Brasília - Imagine uma tragédia sem precedentes o Brasil perde ao mesmo tempo o presidente e o vice, que já haviam cumprido mais da metade do mandato. Em meio à comoção nacional, o país precisa efetivar um novo líder. Como ocorrerá a escolha?
Não se sabe. Embora a situação esteja prevista no Artigo 81 da Constituição Federal, não há norma que regulamente a eleição nesse caso. A única coisa certa é que o processo ficará nas mãos do Congresso Nacional, mas é impossível prever se haverá uma seleção direta ou quem serão os candidatos.
Essa é apenas uma das 142 brechas do texto constitucional brasileiro, que completa 21 anos em outubro. Os dispositivos ainda não regulamentados da Carta embaraçam o exercício de inúmeros direitos, como a greve no serviço público e o aviso-prévio proporcional ao tempo de serviço.

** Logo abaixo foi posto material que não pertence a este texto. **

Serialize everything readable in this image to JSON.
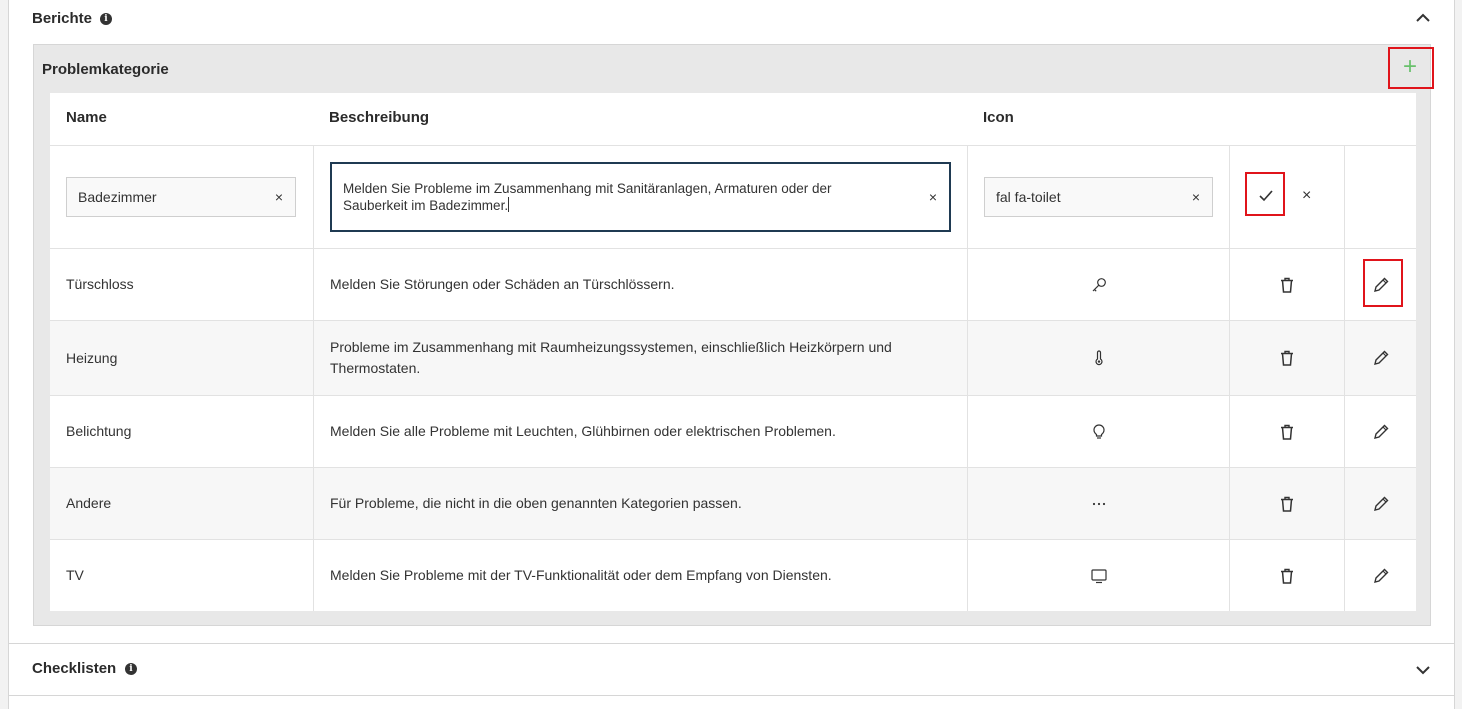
{
  "sections": {
    "berichte": {
      "title": "Berichte",
      "expanded": true
    },
    "checklisten": {
      "title": "Checklisten",
      "expanded": false
    }
  },
  "panel": {
    "title": "Problemkategorie",
    "add_label": "+"
  },
  "table": {
    "headers": {
      "name": "Name",
      "description": "Beschreibung",
      "icon": "Icon"
    },
    "edit_row": {
      "name": "Badezimmer",
      "description_line1": "Melden Sie Probleme im Zusammenhang mit Sanitäranlagen, Armaturen oder der",
      "description_line2": "Sauberkeit im Badezimmer.",
      "icon": "fal fa-toilet",
      "clear": "×",
      "cancel": "×"
    },
    "rows": [
      {
        "name": "Türschloss",
        "description": "Melden Sie Störungen oder Schäden an Türschlössern.",
        "description2": "",
        "icon": "key-icon"
      },
      {
        "name": "Heizung",
        "description": "Probleme im Zusammenhang mit Raumheizungssystemen, einschließlich Heizkörpern und",
        "description2": "Thermostaten.",
        "icon": "thermometer-icon"
      },
      {
        "name": "Belichtung",
        "description": "Melden Sie alle Probleme mit Leuchten, Glühbirnen oder elektrischen Problemen.",
        "description2": "",
        "icon": "lightbulb-icon"
      },
      {
        "name": "Andere",
        "description": "Für Probleme, die nicht in die oben genannten Kategorien passen.",
        "description2": "",
        "icon": "ellipsis-icon"
      },
      {
        "name": "TV",
        "description": "Melden Sie Probleme mit der TV-Funktionalität oder dem Empfang von Diensten.",
        "description2": "",
        "icon": "tv-icon"
      }
    ]
  },
  "colors": {
    "highlight": "#e0141b",
    "add_green": "#69c16c",
    "focus_border": "#1f3a52"
  }
}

De acordo com levantamento feito pela Consultoria Legislativa da Câmara dos Deputados, a Constituição de 1988 e suas posteriores emendas deixaram 351 pontos sem regulamentação. Somente 209 foram contemplados por leis normativas ao longo das duas últimas décadas. Do restante, 62 têm propostas em tramitação no Parlamento e 80 permanecem em uma espécie de limbo.
O Artigo 79 da Carta, por exemplo, estipula que o vice-presidente "auxiliará o presidente sempre que for por ele convocado em missões especiais". As demais atribuições deveriam ser conferidas por lei complementar. Como nunca foi aprovado qualquer projeto sobre o assunto (e, no momento, não existe matéria em tramitação), José Alencar fica sem tarefa definida no governo a não ser quando recebe uma convocação de Lula.
"Sabíamos que o texto final não era perfeito, que continha suas falhas e omissões. Mas pode ser considerado normal que pontos polêmicos ficassem para depois", diz o deputado federal Mauro Benevides (PMDB-CE). O parlamentar foi vice-presidente da Assembleia Nacional Constituinte, abaixo apenas do presidente Ulysses Guimarães.
As brechas remetem aos conflitos políticos gerados durante a elaboração da Carta. A Constituinte começou sem um modelo anterior que servisse de base e com forte atuação de correntes de esquerda, lideradas por Mário Covas. Até que um racha provocado pelo "Centrão" criou um impasse ideológico no meio do caminho.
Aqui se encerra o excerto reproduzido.